KI in Dokumentenverarbeitung und Chatbots
Im Bereich Document Processing (automatisierte Auftrags- oder Rechnungsverarbeitung) spielt KI schon immer eine wichtige Rolle, zum Beispiel bei der Dokumentklassifikation oder bei der Erkennung der Inhalte (OCR, Optical Character Recognition). Obwohl die Systeme in diesem Bereich schon relativ weit fortgeschritten sind, kann durch sich immer weiter entwickelnde KI-Technologien noch eine Verbesserung der Qualität erzielt werden. Im Bereich der Chatbots, bei Anfragen von Kunden und Kundinnen oder internen Anfragen der Mitarbeitenden kann durch moderne KI-Technologien eine deutlich höhere Qualität der Antworten erreicht werden, was die Nutzer spätestens seit ChatGPT auch erwarten. Insbesondere können bestehende vortrainierte LLMs (Large Language Models) durch den Ansatz des Retrieval Augmented Generation (RAG) mit unternehmensinternen Wissensquellen ergänzt werden, so dass für den jeweiligen Kontext passende Antworten geliefert werden können.
Was bringt die Zukunft?
Wenn das Thema KI mit ChatGPT im Jahr 2022 prominent in das Licht der Öffentlichkeit gerückt ist, reichen die Wurzeln natürlich bereits deutlich länger zurück – bis in die 50er Jahre des letzten Jahrtausends.

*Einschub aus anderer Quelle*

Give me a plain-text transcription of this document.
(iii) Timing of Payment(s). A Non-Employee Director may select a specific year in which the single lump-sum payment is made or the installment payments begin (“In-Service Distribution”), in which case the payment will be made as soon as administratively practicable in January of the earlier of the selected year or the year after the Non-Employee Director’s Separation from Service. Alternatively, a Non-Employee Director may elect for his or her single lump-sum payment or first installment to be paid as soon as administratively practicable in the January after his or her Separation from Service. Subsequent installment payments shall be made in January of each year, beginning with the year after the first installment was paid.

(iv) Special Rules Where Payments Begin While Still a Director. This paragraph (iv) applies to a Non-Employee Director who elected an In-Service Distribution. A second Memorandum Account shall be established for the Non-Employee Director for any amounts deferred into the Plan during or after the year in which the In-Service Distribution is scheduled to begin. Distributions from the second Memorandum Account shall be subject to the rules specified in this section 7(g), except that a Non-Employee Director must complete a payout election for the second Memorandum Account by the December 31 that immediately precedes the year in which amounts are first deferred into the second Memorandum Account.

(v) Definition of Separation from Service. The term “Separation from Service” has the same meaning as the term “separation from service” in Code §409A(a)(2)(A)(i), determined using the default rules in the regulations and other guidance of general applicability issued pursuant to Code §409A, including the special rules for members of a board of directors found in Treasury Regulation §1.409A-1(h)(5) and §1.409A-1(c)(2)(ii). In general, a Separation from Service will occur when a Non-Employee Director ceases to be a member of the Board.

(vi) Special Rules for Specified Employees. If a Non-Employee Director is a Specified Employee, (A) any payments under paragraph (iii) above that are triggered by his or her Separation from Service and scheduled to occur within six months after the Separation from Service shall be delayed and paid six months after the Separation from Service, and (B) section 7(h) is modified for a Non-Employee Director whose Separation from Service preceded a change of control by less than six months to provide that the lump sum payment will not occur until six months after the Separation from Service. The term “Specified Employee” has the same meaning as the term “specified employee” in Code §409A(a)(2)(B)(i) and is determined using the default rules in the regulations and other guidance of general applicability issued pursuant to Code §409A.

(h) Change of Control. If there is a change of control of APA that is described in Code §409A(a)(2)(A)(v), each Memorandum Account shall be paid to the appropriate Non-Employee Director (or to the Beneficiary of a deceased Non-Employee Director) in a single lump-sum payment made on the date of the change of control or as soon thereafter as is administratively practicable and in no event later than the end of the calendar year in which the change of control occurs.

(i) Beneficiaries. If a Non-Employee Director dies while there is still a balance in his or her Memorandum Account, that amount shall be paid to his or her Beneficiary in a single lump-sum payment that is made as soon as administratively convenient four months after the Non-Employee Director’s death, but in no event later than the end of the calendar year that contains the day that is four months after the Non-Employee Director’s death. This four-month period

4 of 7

In einigen Bereichen wurden daher schon länger KI-Systeme produktiv eingesetzt, zum Beispiel im Bereich Bilderkennung für optische Qualitätskontrollen in der Produktion oder Recommender-Systeme im Bereich eCommerce. Und die Liste könnte noch beliebig fortgesetzt werden.
Während frühere KI-Systeme jedoch vor allem analytischer Natur waren, haben sich mit generativen KI-Systemen eine Vielzahl von neuen Möglichkeiten ergeben. Beispielsweise können Texte, Bilder, Sprache/Sound und sogar ganze Videosequenzen automatisch generiert werden.
Im Bereich der Automatisierung ergibt sich dadurch eine Vielzahl von zusätzlichen Automatisierungspotenzialen. Ein Teil davon wurde bereits oben beschrieben. Aber die Möglichkeiten, die durch generative KI entstehen, sind sehr vielfältig. Beispiele sind die automatische Generierung von individuellen E-Mails bei der Interaktion mit Kunden- und Kundinnen, die automatische Erstellung von Produktbeschreibungen im eCommerce, die Generierung von individualisierten Bildern im Marketing, die automatische Übersetzung von Videos. Der Kreativität zur Entwicklung von innovativen Lösungen sind fast keine Grenzen gesetzt.
Neue Automatisierungspotenziale durch autonome KI-Agenten
Bereits jetzt sind die Potenziale groß und bei weitem noch nicht ausgeschöpft: Zukünftig könnten autonom agierende Systeme wie Agentforce von Salesforce neue Automatisierungspotenziale erschließen, insbesondere in der Interaktion mit Kunden und Kundinen sowie der Unterstützung von Mitarbeitenden [4]. Angesichts des rasanten Innovationstempos sind in den nächsten Jahren zahlreiche Neuerungen und Use Cases zu erwarten, die Unternehmen dazu zwingen, stets am Puls der technischen Entwicklung zu bleiben. Dies ist im IT-Umfeld generell der Fall, aber bei einem derart dynamischen Themenfeld wie Automatisierung mit KI gilt dies verstärkt.